Im Jahr 2011 wurde die Patientin in meiner Praxis vorstellig, da sie von der dreidimensionalen Darstellung der Zähne mittels DVT gelesen hatte. Sie erhoffte sich eine zielführende Diagnose. Wir fertigten eine DVT an und konnten innerhalb kürzester Zeit eine postendodontische Erkrankung diagnostizieren und eine entsprechende Therapie vorschlagen. Nach ausführlicher Aufklärung stimmte die Patientin einer Revision der 1983 durchgeführten Wurzelkanalfüllung zu. Nach Entfernung des palatinal gelegten Stiftes und sorgfältiger Revision des Wurzelfüllmaterials gelang es, den mesiobukkalen sowie den distobukkalen Kanal weiter nach apikal aufzubereiten. Die Revision und Neuaufbereitung erfolgten unter Zuhilfenahme modernster endodontischer Instrumente sowie einem umfangreichen Desinfektionsprotokoll. Das Kontrollbild der anschließenden Wurzelfüllung zeigt eine deutliche Verbesserung der endodontischen Versorgung. Die Patientin ist seit 2011 beschwerdefrei und glücklich über den Therapieentscheid und Zahnerhalt.
Resümee
Die dreidimensionale Bildgebung ist aus der modernen Endodontie nicht mehr wegzudenken. Allerdings sollte man aus den vielen Vorteilen dieser Technologie nicht den Schluss ziehen, bei jeder endodontischen Behandlung eine DVT anfertigen zu müssen. Der Einsatz der digitalen Volumentomografie in der Endodontie ist dann zu rechtfertigen, wenn die zweidimensionale Bildgebung im Sinne der Ursachenforschung nicht zielführend ist.

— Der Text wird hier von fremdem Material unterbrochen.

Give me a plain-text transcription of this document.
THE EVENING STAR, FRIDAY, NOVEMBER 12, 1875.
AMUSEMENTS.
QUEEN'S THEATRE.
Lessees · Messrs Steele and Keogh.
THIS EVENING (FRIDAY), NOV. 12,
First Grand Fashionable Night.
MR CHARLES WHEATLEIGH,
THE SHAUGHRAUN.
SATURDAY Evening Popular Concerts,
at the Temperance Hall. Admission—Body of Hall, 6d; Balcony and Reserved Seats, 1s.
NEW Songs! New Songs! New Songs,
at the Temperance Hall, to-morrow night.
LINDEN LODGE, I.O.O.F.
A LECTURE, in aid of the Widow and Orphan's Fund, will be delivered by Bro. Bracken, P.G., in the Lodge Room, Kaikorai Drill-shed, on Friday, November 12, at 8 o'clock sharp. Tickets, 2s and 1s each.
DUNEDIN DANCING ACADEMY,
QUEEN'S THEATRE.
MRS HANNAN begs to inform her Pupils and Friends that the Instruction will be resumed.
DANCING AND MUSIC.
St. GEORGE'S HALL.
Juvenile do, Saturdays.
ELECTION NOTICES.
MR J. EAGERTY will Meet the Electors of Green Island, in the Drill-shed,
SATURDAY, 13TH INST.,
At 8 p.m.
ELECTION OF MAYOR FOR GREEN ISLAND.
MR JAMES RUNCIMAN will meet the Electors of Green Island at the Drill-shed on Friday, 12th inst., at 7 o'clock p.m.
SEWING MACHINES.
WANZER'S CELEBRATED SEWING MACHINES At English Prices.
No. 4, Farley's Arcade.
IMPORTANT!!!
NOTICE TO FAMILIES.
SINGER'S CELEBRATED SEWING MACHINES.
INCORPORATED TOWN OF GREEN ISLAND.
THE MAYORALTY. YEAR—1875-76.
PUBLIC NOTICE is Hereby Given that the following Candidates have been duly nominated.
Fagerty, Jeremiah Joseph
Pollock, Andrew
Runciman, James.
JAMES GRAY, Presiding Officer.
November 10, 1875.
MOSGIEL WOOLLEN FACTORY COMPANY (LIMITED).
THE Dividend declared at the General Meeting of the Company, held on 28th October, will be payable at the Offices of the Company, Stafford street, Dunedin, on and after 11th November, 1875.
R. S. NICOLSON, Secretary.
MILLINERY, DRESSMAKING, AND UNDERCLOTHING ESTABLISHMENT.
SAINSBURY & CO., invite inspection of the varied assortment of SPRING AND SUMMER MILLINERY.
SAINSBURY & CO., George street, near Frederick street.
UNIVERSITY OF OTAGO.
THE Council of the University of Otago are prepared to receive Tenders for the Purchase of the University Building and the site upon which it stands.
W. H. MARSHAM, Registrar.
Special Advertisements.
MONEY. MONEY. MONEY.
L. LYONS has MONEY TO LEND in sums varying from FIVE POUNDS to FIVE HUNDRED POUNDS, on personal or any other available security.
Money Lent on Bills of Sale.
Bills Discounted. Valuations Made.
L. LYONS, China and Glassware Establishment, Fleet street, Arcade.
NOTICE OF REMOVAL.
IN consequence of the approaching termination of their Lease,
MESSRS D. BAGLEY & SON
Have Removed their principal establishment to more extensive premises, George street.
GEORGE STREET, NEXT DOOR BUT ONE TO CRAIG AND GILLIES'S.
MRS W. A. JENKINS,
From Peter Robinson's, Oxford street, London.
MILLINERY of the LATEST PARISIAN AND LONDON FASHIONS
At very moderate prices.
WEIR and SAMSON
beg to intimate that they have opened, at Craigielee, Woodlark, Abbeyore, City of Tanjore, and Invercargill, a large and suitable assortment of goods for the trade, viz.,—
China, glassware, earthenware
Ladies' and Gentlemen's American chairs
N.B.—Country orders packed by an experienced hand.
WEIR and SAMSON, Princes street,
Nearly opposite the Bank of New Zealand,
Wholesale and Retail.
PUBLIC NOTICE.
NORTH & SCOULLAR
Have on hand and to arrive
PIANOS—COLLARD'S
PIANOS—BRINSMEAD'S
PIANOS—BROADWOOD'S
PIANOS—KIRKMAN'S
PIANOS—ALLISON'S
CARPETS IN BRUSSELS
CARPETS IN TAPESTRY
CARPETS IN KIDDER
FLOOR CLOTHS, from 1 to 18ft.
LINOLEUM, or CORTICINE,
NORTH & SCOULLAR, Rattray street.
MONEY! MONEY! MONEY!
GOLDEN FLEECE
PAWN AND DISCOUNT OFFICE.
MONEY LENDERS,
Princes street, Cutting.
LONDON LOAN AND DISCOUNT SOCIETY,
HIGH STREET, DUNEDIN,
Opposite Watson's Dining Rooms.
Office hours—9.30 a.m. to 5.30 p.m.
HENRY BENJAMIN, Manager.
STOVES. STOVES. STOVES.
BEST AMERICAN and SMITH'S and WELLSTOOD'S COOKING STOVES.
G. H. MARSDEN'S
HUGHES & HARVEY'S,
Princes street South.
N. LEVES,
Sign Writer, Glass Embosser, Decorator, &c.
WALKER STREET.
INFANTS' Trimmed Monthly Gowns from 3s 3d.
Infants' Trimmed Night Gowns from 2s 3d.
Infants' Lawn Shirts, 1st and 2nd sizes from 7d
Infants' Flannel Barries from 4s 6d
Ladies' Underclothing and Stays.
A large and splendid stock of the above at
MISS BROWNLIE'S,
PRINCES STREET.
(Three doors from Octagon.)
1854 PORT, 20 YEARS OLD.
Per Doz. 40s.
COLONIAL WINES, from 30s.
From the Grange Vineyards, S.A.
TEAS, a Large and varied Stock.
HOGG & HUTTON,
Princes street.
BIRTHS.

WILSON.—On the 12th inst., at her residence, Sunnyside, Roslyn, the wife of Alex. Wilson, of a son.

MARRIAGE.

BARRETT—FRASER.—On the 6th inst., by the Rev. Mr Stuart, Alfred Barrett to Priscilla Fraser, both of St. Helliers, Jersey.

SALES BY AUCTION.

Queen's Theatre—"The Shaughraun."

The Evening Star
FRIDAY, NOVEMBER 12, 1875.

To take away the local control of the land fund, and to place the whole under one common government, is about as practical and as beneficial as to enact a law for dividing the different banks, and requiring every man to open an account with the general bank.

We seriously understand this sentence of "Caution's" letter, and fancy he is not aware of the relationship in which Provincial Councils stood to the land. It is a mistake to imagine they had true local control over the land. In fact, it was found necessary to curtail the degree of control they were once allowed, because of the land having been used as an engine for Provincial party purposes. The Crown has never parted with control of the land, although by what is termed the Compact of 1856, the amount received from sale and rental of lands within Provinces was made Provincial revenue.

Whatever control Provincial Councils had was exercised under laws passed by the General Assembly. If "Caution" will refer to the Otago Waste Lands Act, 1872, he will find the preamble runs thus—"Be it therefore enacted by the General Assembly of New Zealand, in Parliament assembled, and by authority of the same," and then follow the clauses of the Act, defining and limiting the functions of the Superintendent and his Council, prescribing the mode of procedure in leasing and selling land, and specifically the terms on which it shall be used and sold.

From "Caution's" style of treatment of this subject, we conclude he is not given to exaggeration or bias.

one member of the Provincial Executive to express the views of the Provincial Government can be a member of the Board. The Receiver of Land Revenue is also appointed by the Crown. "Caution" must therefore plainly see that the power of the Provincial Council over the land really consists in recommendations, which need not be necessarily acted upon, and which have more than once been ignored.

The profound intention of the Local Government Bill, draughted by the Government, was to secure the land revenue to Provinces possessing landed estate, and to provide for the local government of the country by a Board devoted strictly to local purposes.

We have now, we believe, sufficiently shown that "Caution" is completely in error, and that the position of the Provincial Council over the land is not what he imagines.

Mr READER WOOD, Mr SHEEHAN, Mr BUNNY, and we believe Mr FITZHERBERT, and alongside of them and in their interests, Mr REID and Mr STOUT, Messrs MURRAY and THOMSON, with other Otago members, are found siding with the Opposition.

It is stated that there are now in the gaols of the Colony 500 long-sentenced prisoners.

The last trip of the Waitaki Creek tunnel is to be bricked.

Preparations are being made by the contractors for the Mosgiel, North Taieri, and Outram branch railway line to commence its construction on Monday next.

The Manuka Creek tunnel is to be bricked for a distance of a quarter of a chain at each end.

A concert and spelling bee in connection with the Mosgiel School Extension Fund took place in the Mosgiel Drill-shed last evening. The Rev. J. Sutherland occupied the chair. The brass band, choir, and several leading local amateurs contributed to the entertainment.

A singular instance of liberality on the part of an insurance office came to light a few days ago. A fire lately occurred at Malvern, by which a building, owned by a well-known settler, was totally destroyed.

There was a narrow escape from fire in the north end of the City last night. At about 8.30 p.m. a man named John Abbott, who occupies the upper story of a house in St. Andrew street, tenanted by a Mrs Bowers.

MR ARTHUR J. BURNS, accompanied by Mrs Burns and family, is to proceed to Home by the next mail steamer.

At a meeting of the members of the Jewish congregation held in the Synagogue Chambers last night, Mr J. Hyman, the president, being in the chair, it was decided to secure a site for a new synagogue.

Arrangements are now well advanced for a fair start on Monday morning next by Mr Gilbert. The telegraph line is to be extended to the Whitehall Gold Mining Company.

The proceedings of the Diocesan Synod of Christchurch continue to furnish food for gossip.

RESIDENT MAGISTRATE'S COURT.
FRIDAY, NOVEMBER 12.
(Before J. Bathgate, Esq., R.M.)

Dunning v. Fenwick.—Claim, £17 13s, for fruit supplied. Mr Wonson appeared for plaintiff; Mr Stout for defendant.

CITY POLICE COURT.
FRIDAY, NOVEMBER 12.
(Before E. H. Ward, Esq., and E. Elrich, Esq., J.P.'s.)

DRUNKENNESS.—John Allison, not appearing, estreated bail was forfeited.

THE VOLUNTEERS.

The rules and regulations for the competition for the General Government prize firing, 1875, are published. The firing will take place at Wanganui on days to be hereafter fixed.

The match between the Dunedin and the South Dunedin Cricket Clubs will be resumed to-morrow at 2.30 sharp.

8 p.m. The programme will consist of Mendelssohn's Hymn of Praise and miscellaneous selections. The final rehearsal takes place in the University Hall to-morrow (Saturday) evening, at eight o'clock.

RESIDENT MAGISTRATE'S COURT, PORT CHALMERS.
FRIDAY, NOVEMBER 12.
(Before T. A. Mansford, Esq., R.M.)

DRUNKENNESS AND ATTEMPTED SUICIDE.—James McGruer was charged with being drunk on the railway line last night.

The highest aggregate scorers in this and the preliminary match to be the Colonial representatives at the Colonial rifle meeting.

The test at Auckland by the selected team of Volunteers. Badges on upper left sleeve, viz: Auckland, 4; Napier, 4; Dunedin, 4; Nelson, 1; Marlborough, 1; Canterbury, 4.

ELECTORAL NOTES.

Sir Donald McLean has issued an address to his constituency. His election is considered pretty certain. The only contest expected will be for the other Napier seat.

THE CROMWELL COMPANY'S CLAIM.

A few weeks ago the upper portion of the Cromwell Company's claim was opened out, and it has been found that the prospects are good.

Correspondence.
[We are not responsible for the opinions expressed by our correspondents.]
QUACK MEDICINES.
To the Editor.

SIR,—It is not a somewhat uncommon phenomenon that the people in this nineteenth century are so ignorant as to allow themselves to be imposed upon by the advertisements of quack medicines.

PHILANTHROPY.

Es ist anzunehmen, dass es eine große Zahl an nicht erkannten apikalen Granulomen gibt, die mittels einer gezielten DVT-Untersuchung erkannt werden könnten. Allerdings rechtfertigt einen Einsatz der 3-D-Technologie auch aufgrund der Strahlenbelastung nur ein vom Patienten beschriebenes Leiden, dessen Ursache mit der zweidimensionalen Bildgebung nicht gefunden werden kann. Kleine Volumina sind in der Endodontie im Sinne des Strahlenschutzes vorzuziehen. Die DVT sollte keineswegs in der allgemeinen Kontrolluntersuchung jeglicher endodontisch versorgter Zähne eingesetzt werden. Ihr Einsatz muss wohlüberlegt und evaluiert sein.
Literatur
- R.A. Robb, L.J. Sinak, E.A. Hoffman, J.H. Kinsey, L.D. Harris, E.L. Ritman. Dynamic volume imaging of moving organs. Journal of Medical Systems 1982; Vol. 6; Iss. 6: S. 539–554.
- R.A. Danforth, I. Dus, J. Mah. 3-D volume imaging for dentistry: a new dimension. Journal of the California Dental Association 2003; Vol. 31; S. 817–823.